The wedding in At World’s End is the most awesome ever in movie-dom. It takes place in the midst of battle and boasts a body count of over a dozen people. After the battle is won, Will Turner fucks Kiera Knightley on a beach, hands her his heart – literally, a severed organ in a box – then sails off to serve supernatural duty. Barbosa steals Jack’s boat, but Jack gets drunk, fails to pick up some chicks, and then sails off in a dingy to find his next treasure – having stolen Barbosa’s map. Annie Lennox does not sing at this point.

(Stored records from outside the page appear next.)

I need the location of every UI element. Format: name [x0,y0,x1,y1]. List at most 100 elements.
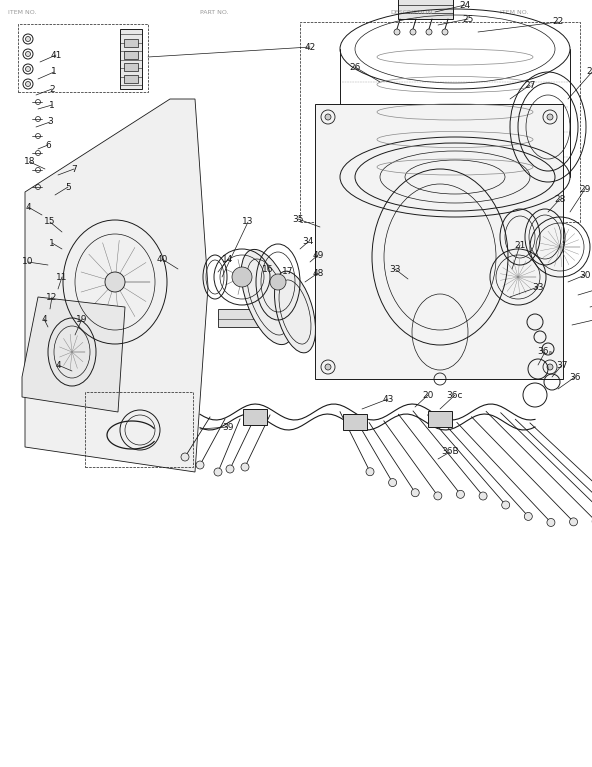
Text: 10: 10 [22,258,34,266]
Circle shape [366,468,374,476]
Bar [120,29,142,89]
Circle shape [501,501,510,509]
Text: 28: 28 [554,195,566,203]
Text: 4: 4 [41,314,47,324]
Bar [124,75,138,83]
Text: 7: 7 [71,164,77,173]
Circle shape [479,492,487,500]
Circle shape [105,272,125,292]
Text: 36B: 36B [441,447,459,456]
Circle shape [411,489,419,497]
Text: 29: 29 [580,185,591,193]
Circle shape [270,274,286,290]
Bar [315,104,563,379]
Circle shape [434,492,442,500]
Circle shape [325,364,331,370]
Text: 1: 1 [49,100,55,110]
Text: 6: 6 [45,140,51,150]
Text: 36ₐ: 36ₐ [538,347,552,357]
Bar [243,409,267,425]
Circle shape [525,512,532,521]
Circle shape [196,461,204,469]
Text: 35: 35 [292,215,304,223]
Bar [18,24,148,92]
Bar [124,51,138,59]
Circle shape [325,114,331,120]
Text: 17: 17 [282,266,294,275]
Ellipse shape [241,249,295,344]
Bar [124,63,138,71]
Circle shape [547,518,555,526]
Text: PART NO.: PART NO. [200,10,229,15]
Text: 34: 34 [303,238,314,246]
Text: ITEM NO.: ITEM NO. [500,10,529,15]
Text: 21: 21 [514,241,526,249]
Bar [343,414,367,430]
Text: 41: 41 [50,51,62,60]
Text: 25: 25 [462,15,474,24]
Circle shape [241,463,249,471]
Text: 33: 33 [532,282,543,291]
Circle shape [25,37,31,41]
Circle shape [25,51,31,57]
Text: 3: 3 [47,117,53,127]
Text: 11: 11 [56,272,67,281]
Polygon shape [25,99,208,472]
Circle shape [214,468,222,476]
Polygon shape [218,309,262,327]
Circle shape [410,29,416,35]
Circle shape [388,479,397,486]
Circle shape [456,490,465,499]
Text: 49: 49 [313,251,324,259]
Text: 23: 23 [586,67,592,77]
Polygon shape [22,297,125,412]
Text: 18: 18 [24,157,36,166]
Text: 14: 14 [223,255,234,264]
Text: 4: 4 [55,360,61,370]
Text: 27: 27 [525,81,536,90]
Bar [428,411,452,427]
Ellipse shape [232,267,252,287]
Text: 4: 4 [25,202,31,212]
Text: ITEM NO.: ITEM NO. [8,10,37,15]
Text: 36: 36 [570,373,581,381]
Text: 13: 13 [242,218,254,226]
Text: DESCRIPTION: DESCRIPTION [390,10,432,15]
Text: 26: 26 [349,62,361,71]
Ellipse shape [275,272,316,353]
Text: 22: 22 [552,18,564,27]
Circle shape [394,29,400,35]
Circle shape [226,465,234,473]
Text: 2: 2 [49,84,55,94]
Text: 48: 48 [313,268,324,278]
Text: 39: 39 [222,423,234,432]
Text: 1: 1 [49,239,55,248]
Text: 16: 16 [262,265,274,274]
Text: 12: 12 [46,292,57,301]
Bar [300,22,580,222]
Text: 42: 42 [304,42,316,51]
Text: 33: 33 [390,265,401,274]
Circle shape [25,81,31,87]
Text: 24: 24 [459,1,471,9]
Text: 36c: 36c [447,390,464,400]
Text: 20: 20 [422,390,434,400]
Text: 5: 5 [65,183,71,192]
Circle shape [570,518,578,526]
Text: 40: 40 [156,255,168,264]
Text: 15: 15 [44,218,56,226]
Circle shape [426,29,432,35]
Bar [124,39,138,47]
Text: 19: 19 [76,314,88,324]
Bar [85,392,193,467]
Text: 1: 1 [51,67,57,77]
Circle shape [181,453,189,461]
Bar [398,0,453,19]
Text: 43: 43 [382,394,394,403]
Circle shape [442,29,448,35]
Circle shape [25,67,31,71]
Circle shape [547,364,553,370]
Circle shape [547,114,553,120]
Text: 30: 30 [579,271,591,279]
Text: 37: 37 [556,360,568,370]
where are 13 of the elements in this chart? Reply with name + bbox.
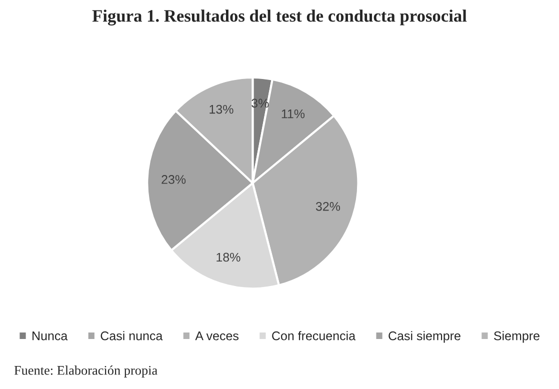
- data-label: 23%: [162, 175, 186, 184]
- source-note: Fuente: Elaboración propia: [14, 366, 158, 378]
- legend-label: Casi siempre: [388, 331, 460, 343]
- legend-label: Casi nunca: [100, 331, 163, 340]
- legend-label: Nunca: [32, 332, 68, 340]
- chart-title: Figura 1. Resultados del test de conducta prosocial: [92, 10, 467, 26]
- data-label: 32%: [316, 202, 340, 211]
- data-label: 18%: [216, 252, 240, 262]
- legend-label: A veces: [195, 332, 238, 340]
- legend-label: Con frecuencia: [272, 331, 356, 340]
- legend-label: Siempre: [494, 331, 540, 343]
- data-label: 11%: [282, 109, 305, 118]
- data-label: 13%: [210, 104, 234, 114]
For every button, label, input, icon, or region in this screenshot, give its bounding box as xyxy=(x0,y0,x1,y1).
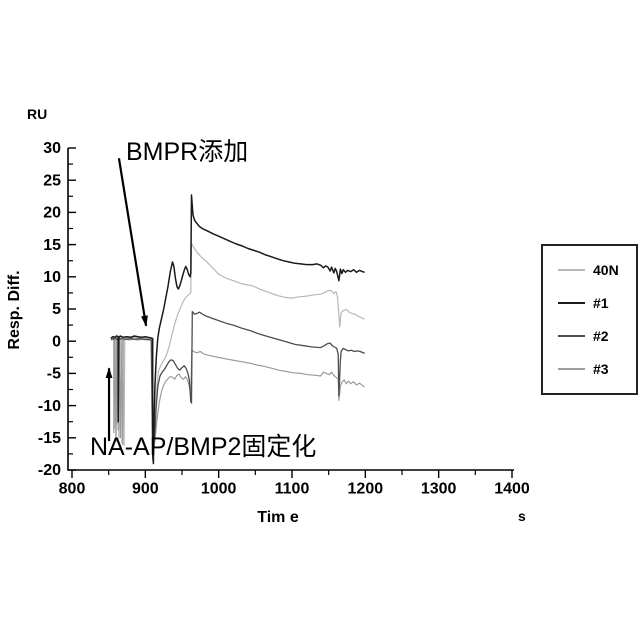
y-tick-label: 15 xyxy=(43,237,61,254)
y-tick-label: 10 xyxy=(43,269,61,286)
y-tick-label: -20 xyxy=(38,462,61,479)
x-tick-label: 1300 xyxy=(421,480,457,497)
trace-#1 xyxy=(110,194,365,465)
legend-label: #1 xyxy=(593,295,609,312)
x-tick-label: 1200 xyxy=(348,480,384,497)
y-tick-label: 20 xyxy=(43,205,61,222)
legend-entry-3: #3 xyxy=(558,361,632,377)
y-tick-label: 25 xyxy=(43,172,61,189)
annotation-bmpr-addition: BMPR添加 xyxy=(126,138,249,166)
legend-box: 40N #1 #2 #3 xyxy=(541,244,638,395)
x-tick-label: 900 xyxy=(132,480,159,497)
trace-#3 xyxy=(110,338,365,461)
legend-line-sample xyxy=(558,302,585,305)
annotation-immobilization: NA-AP/BMP2固定化 xyxy=(90,433,317,461)
legend-line-sample xyxy=(558,367,585,370)
x-tick-label: 1400 xyxy=(494,480,530,497)
x-axis-unit: s xyxy=(518,508,526,524)
legend-line-sample xyxy=(558,269,585,272)
legend-entry-2: #2 xyxy=(558,328,632,344)
annotation-arrow xyxy=(117,158,148,327)
x-tick-label: 1100 xyxy=(275,480,310,497)
y-axis-unit: RU xyxy=(27,106,48,122)
legend-entry-40n: 40N xyxy=(558,262,632,278)
legend-label: #3 xyxy=(593,360,609,377)
legend-line-sample xyxy=(558,334,585,337)
y-axis-title: Resp. Diff. xyxy=(6,270,23,350)
legend-label: 40N xyxy=(593,262,619,279)
y-tick-label: -10 xyxy=(38,398,61,415)
x-tick-label: 800 xyxy=(59,480,86,497)
y-tick-label: -15 xyxy=(38,430,61,447)
trace-40N xyxy=(110,242,365,449)
x-axis-title: Tim e xyxy=(257,509,299,526)
axes xyxy=(67,148,514,471)
legend-entry-1: #1 xyxy=(558,295,632,311)
x-tick-label: 1000 xyxy=(201,480,237,497)
y-tick-label: 30 xyxy=(43,140,61,157)
y-tick-label: -5 xyxy=(47,366,61,383)
y-tick-label: 0 xyxy=(52,333,61,350)
legend-label: #2 xyxy=(593,327,609,344)
y-tick-label: 5 xyxy=(52,301,61,318)
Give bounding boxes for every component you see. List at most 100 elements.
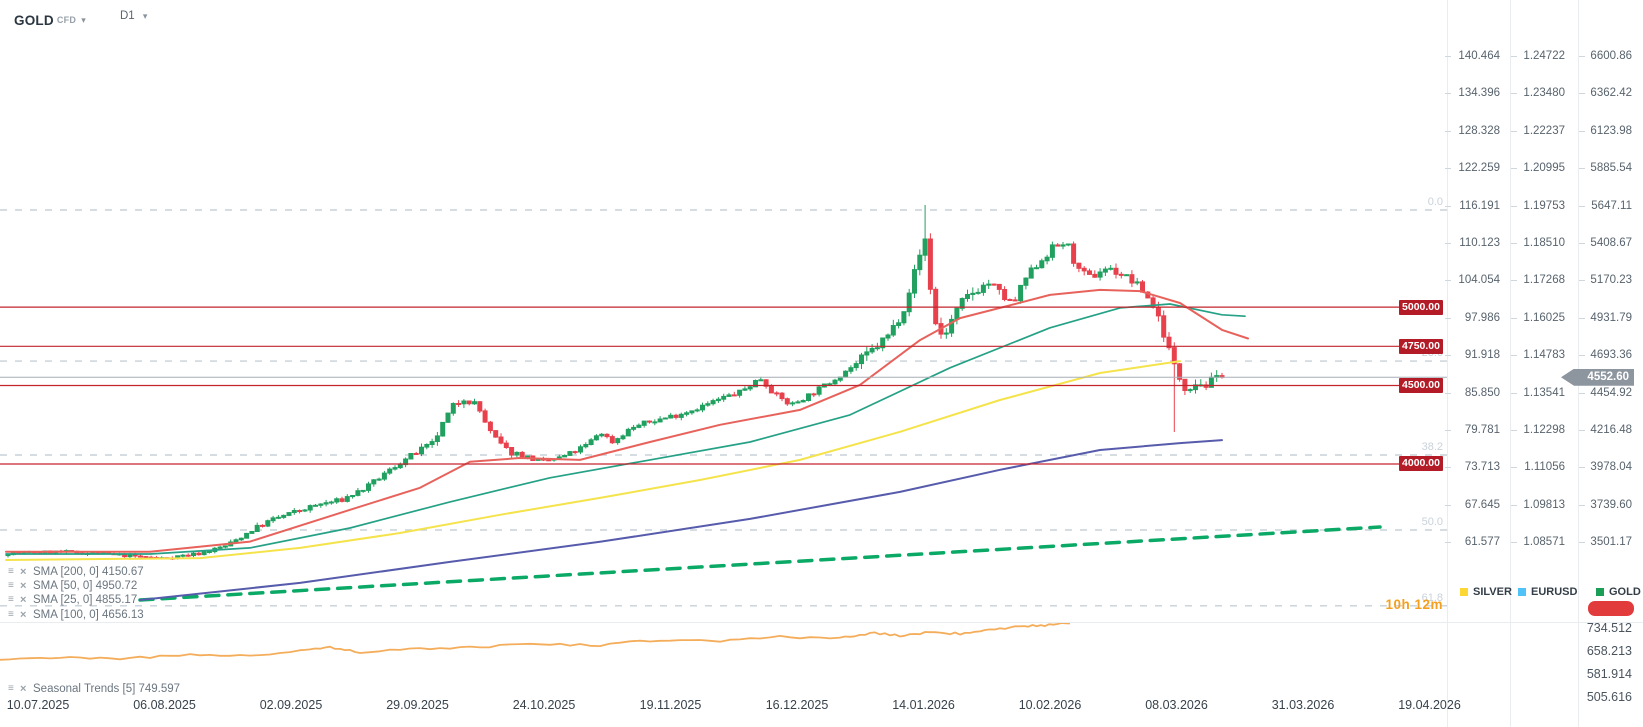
symbol-name: GOLD: [14, 12, 54, 28]
price-axis-value: 1.11056: [1505, 460, 1565, 474]
settings-icon[interactable]: ≡: [8, 580, 14, 591]
indicator-label-row: ≡ × SMA [50, 0] 4950.72: [8, 579, 137, 593]
price-axis-value: 110.123: [1413, 236, 1500, 250]
price-axis-value: 140.464: [1413, 49, 1500, 63]
price-axis-value: 4216.48: [1570, 423, 1632, 437]
price-axis-value: 5170.23: [1570, 273, 1632, 287]
date-label: 02.09.2025: [259, 698, 323, 712]
price-axis-value: 122.259: [1413, 161, 1500, 175]
date-label: 08.03.2026: [1145, 698, 1208, 712]
price-axis-value: 5408.67: [1570, 236, 1632, 250]
price-axis-value: 3501.17: [1570, 535, 1632, 549]
price-axis-value: 4931.79: [1570, 311, 1632, 325]
price-axis-value: 128.328: [1413, 124, 1500, 138]
timeframe-selector[interactable]: D1 ▾: [120, 10, 147, 22]
instrument-type-label: CFD: [56, 15, 77, 25]
date-label: 16.12.2025: [765, 698, 829, 712]
settings-icon[interactable]: ≡: [8, 683, 14, 694]
legend-label: EURUSD: [1531, 586, 1578, 598]
date-label: 10.02.2026: [1018, 698, 1082, 712]
legend-item-gold[interactable]: GOLD: [1596, 586, 1641, 598]
price-axis-value: 61.577: [1413, 535, 1500, 549]
price-axis-value: 5885.54: [1570, 161, 1632, 175]
price-axis-value: 1.12298: [1505, 423, 1565, 437]
price-level-badge: 5000.00: [1399, 299, 1443, 315]
axis-separator: [1510, 0, 1511, 727]
price-axis-value: 6123.98: [1570, 124, 1632, 138]
price-axis-value: 91.918: [1413, 348, 1500, 362]
axis-separator: [1578, 0, 1579, 727]
red-price-pill: [1588, 601, 1634, 616]
legend-color-swatch: [1460, 588, 1468, 596]
legend-item-eurusd[interactable]: EURUSD: [1518, 586, 1577, 598]
settings-icon[interactable]: ≡: [8, 594, 14, 605]
fib-level-label: 50.0: [1421, 516, 1443, 529]
current-price-badge: 4552.60: [1561, 368, 1634, 386]
price-axis-value: 1.18510: [1505, 236, 1565, 250]
indicator-axis-value: 734.512: [1586, 621, 1632, 635]
price-axis-value: 116.191: [1413, 199, 1500, 213]
price-axis-value: 1.22237: [1505, 124, 1565, 138]
price-axis-value: 1.13541: [1505, 386, 1565, 400]
candle-countdown: 10h 12m: [1385, 597, 1443, 612]
price-axis-value: 1.17268: [1505, 273, 1565, 287]
price-axis-value: 3978.04: [1570, 460, 1632, 474]
close-icon[interactable]: ×: [20, 609, 27, 621]
legend-label: SILVER: [1473, 586, 1512, 598]
date-label: 19.11.2025: [639, 698, 702, 712]
price-axis-value: 67.645: [1413, 498, 1500, 512]
price-axis-value: 73.713: [1413, 460, 1500, 474]
price-axis-value: 97.986: [1413, 311, 1500, 325]
price-axis-value: 5647.11: [1570, 199, 1632, 213]
date-label: 14.01.2026: [892, 698, 955, 712]
price-level-badge: 4000.00: [1399, 456, 1443, 472]
price-axis-value: 134.396: [1413, 86, 1500, 100]
price-axis-silver[interactable]: 140.464 134.396 128.328 122.259 116.191 110.1…: [1413, 0, 1500, 727]
price-axis-eurusd[interactable]: 1.24722 1.23480 1.22237 1.20995 1.19753 1.185…: [1505, 0, 1565, 727]
price-axis-value: 1.16025: [1505, 311, 1565, 325]
price-axis-value: 3739.60: [1570, 498, 1632, 512]
price-axis-value: 4454.92: [1570, 386, 1632, 400]
legend-label: GOLD: [1609, 586, 1641, 598]
panel-separator: [0, 622, 1643, 623]
indicator-axis-value: 505.616: [1586, 690, 1632, 704]
price-level-badge: 4500.00: [1399, 378, 1443, 394]
date-label: 31.03.2026: [1271, 698, 1335, 712]
date-label: 19.04.2026: [1398, 698, 1461, 712]
date-label: 24.10.2025: [512, 698, 576, 712]
close-icon[interactable]: ×: [20, 580, 27, 592]
indicator-label: SMA [200, 0] 4150.67: [33, 566, 144, 578]
settings-icon[interactable]: ≡: [8, 566, 14, 577]
fib-level-label: 38.2: [1421, 441, 1443, 454]
close-icon[interactable]: ×: [20, 683, 27, 695]
price-axis-value: 6362.42: [1570, 86, 1632, 100]
price-axis-value: 4693.36: [1570, 348, 1632, 362]
symbol-selector[interactable]: GOLD CFD ▾: [14, 13, 86, 28]
indicator-label: SMA [25, 0] 4855.17: [33, 594, 138, 606]
fib-level-label: 0.0: [1427, 196, 1443, 209]
settings-icon[interactable]: ≡: [8, 609, 14, 620]
chevron-down-icon: ▾: [142, 11, 148, 21]
close-icon[interactable]: ×: [20, 594, 27, 606]
price-axis-value: 1.08571: [1505, 535, 1565, 549]
legend-color-swatch: [1596, 588, 1604, 596]
indicator-label: Seasonal Trends [5] 749.597: [33, 683, 181, 695]
price-axis-value: 6600.86: [1570, 49, 1632, 63]
close-icon[interactable]: ×: [20, 566, 27, 578]
price-axis-value: 79.781: [1413, 423, 1500, 437]
chevron-down-icon: ▾: [81, 14, 86, 25]
price-axis-value: 104.054: [1413, 273, 1500, 287]
axis-separator: [1447, 0, 1448, 727]
legend-color-swatch: [1518, 588, 1526, 596]
indicator-label-row: ≡ × Seasonal Trends [5] 749.597: [8, 682, 180, 696]
price-level-badge: 4750.00: [1399, 338, 1443, 354]
date-label: 10.07.2025: [6, 698, 70, 712]
price-axis-value: 1.09813: [1505, 498, 1565, 512]
price-axis-value: 1.20995: [1505, 161, 1565, 175]
fib-level-label: 61.8: [1421, 591, 1443, 604]
price-axis-gold[interactable]: 6600.86 6362.42 6123.98 5885.54 5647.11 5408.…: [1570, 0, 1632, 727]
price-axis-value: 1.24722: [1505, 49, 1565, 63]
legend-item-silver[interactable]: SILVER: [1460, 586, 1512, 598]
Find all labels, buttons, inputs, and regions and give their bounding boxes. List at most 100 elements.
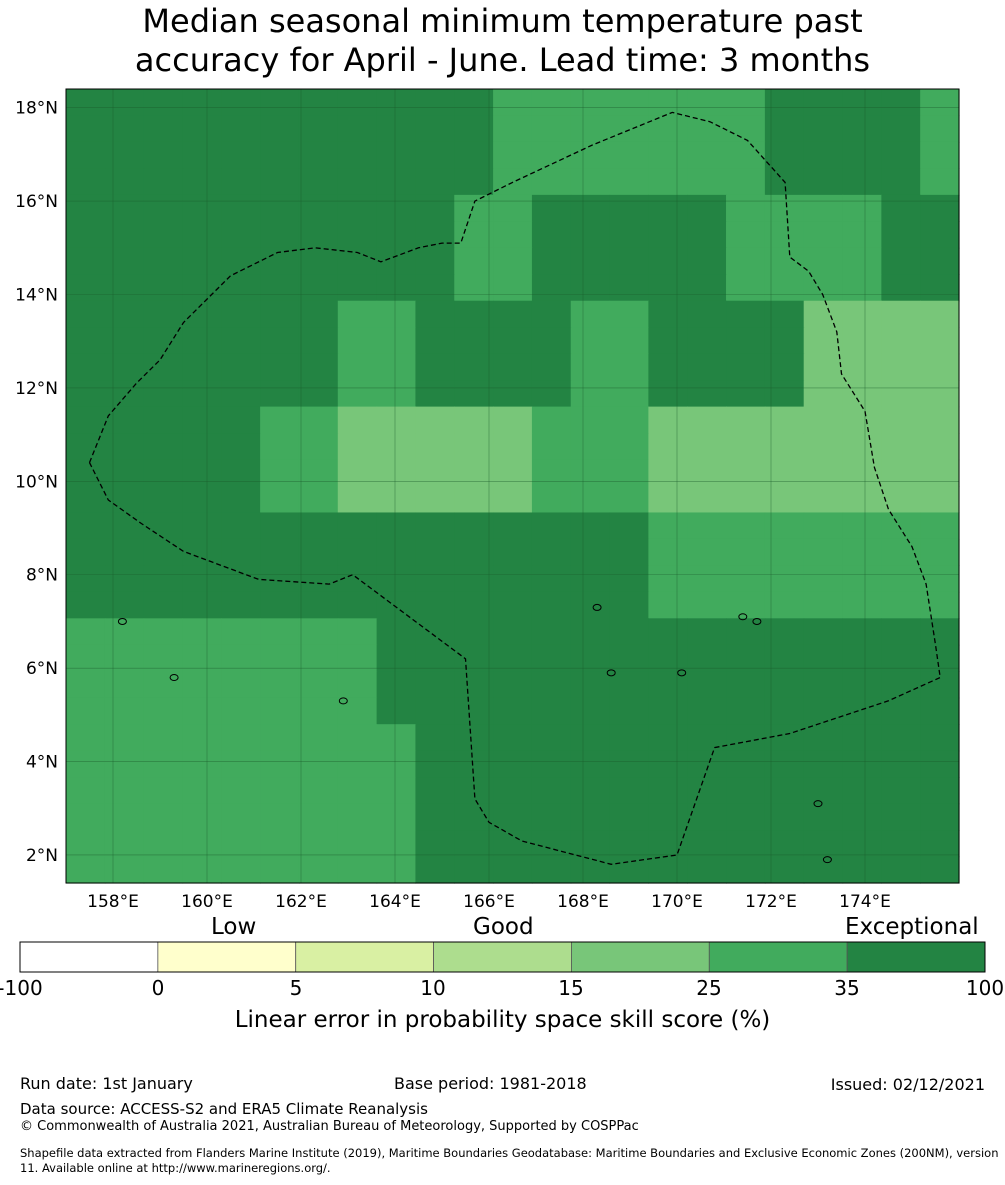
skill-cell <box>920 194 960 222</box>
skill-cell <box>803 512 844 540</box>
skill-cell <box>260 141 300 169</box>
skill-cell <box>66 486 106 514</box>
skill-cell <box>143 221 184 249</box>
skill-cell <box>920 115 960 143</box>
skill-cell <box>260 486 300 514</box>
skill-cell <box>881 830 921 858</box>
skill-cell <box>415 644 455 672</box>
skill-cell <box>221 697 261 725</box>
skill-cell <box>920 538 960 566</box>
skill-cell <box>221 644 261 672</box>
skill-cell <box>570 618 611 646</box>
skill-cell <box>454 406 494 434</box>
skill-cell <box>104 433 145 461</box>
skill-cell <box>609 433 649 461</box>
skill-cell <box>104 141 145 169</box>
skill-cell <box>221 565 261 593</box>
colorbar-label: Linear error in probability space skill … <box>234 1007 771 1033</box>
skill-cell <box>687 697 727 725</box>
skill-cell <box>531 512 572 540</box>
skill-cell <box>454 618 494 646</box>
skill-cell <box>415 141 455 169</box>
skill-cell <box>764 221 805 249</box>
skill-cell <box>609 724 649 752</box>
skill-cell <box>493 512 533 540</box>
skill-cell <box>182 459 222 487</box>
skill-cell <box>337 141 378 169</box>
skill-cell <box>104 380 145 408</box>
skill-cell <box>182 591 222 619</box>
skill-cell <box>687 353 727 381</box>
skill-cell <box>221 750 261 778</box>
skill-cell <box>298 644 339 672</box>
skill-cell <box>842 221 882 249</box>
skill-cell <box>415 697 455 725</box>
skill-cell <box>648 115 688 143</box>
colorbar-tick: 10 <box>420 976 446 1000</box>
skill-cell <box>376 803 417 831</box>
skill-cell <box>260 565 300 593</box>
skill-cell <box>337 89 378 117</box>
skill-cell <box>570 777 611 805</box>
skill-cell <box>842 777 882 805</box>
skill-cell <box>143 538 184 566</box>
skill-cell <box>920 247 960 275</box>
skill-cell <box>182 777 222 805</box>
skill-cell <box>920 406 960 434</box>
skill-cell <box>570 486 611 514</box>
skill-cell <box>415 168 455 196</box>
skill-cell <box>260 724 300 752</box>
skill-cell <box>920 618 960 646</box>
skill-cell <box>920 724 960 752</box>
skill-cell <box>842 194 882 222</box>
issued-date: Issued: 02/12/2021 <box>830 1075 985 1094</box>
skill-cell <box>648 247 688 275</box>
skill-cell <box>881 671 921 699</box>
skill-cell <box>337 803 378 831</box>
skill-cell <box>764 565 805 593</box>
skill-cell <box>454 274 494 302</box>
colorbar-segment <box>295 941 434 973</box>
skill-cell <box>803 433 844 461</box>
skill-cell <box>609 777 649 805</box>
skill-cell <box>842 591 882 619</box>
skill-cell <box>881 803 921 831</box>
skill-cell <box>920 512 960 540</box>
skill-cell <box>687 300 727 328</box>
skill-cell <box>493 671 533 699</box>
skill-cell <box>609 115 649 143</box>
skill-cell <box>221 300 261 328</box>
skill-cell <box>531 221 572 249</box>
skill-cell <box>842 380 882 408</box>
skill-cell <box>182 644 222 672</box>
skill-cell <box>764 777 805 805</box>
skill-cell <box>298 486 339 514</box>
skill-cell <box>337 724 378 752</box>
skill-cell <box>221 327 261 355</box>
skill-cell <box>570 300 611 328</box>
skill-cell <box>104 565 145 593</box>
skill-cell <box>415 406 455 434</box>
y-tick-label: 2°N <box>26 846 58 866</box>
map-title: Median seasonal minimum temperature past… <box>0 2 1005 80</box>
skill-cell <box>143 803 184 831</box>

Pirates of the Caribbean has a playfully dark tone that reminds me of the most awesome children’s literature – the kind that scars a kid and haunts him forever. Pirates’ in-jokes, post-modern references, and Wile E. Coyote-par stunts balance well with the hangings, skeletons, dismemberments, bloodletting, sword play, cannibalism, drownings, curses and other assorted mishaps. The Lord of the Rings makes precious few stabs at humor, and only induces cringing each time (I’m talking to you, Gimli!). The Lord of the Rings never allows itself to question its own absurdity. Pirates fucking revels in it.

Despite my whining, Rings is a milestone in fantasy filmmaking and could beat me up in a fight. Pirates of the Caribbean is the intricately designed anomaly in a desperately calculated mining of name recognition. Give me Geoffrey Rush’s swarthy pirate jargon over Elijah Woods’ vaguely British accent any day.

Take what you can. Give nothing back!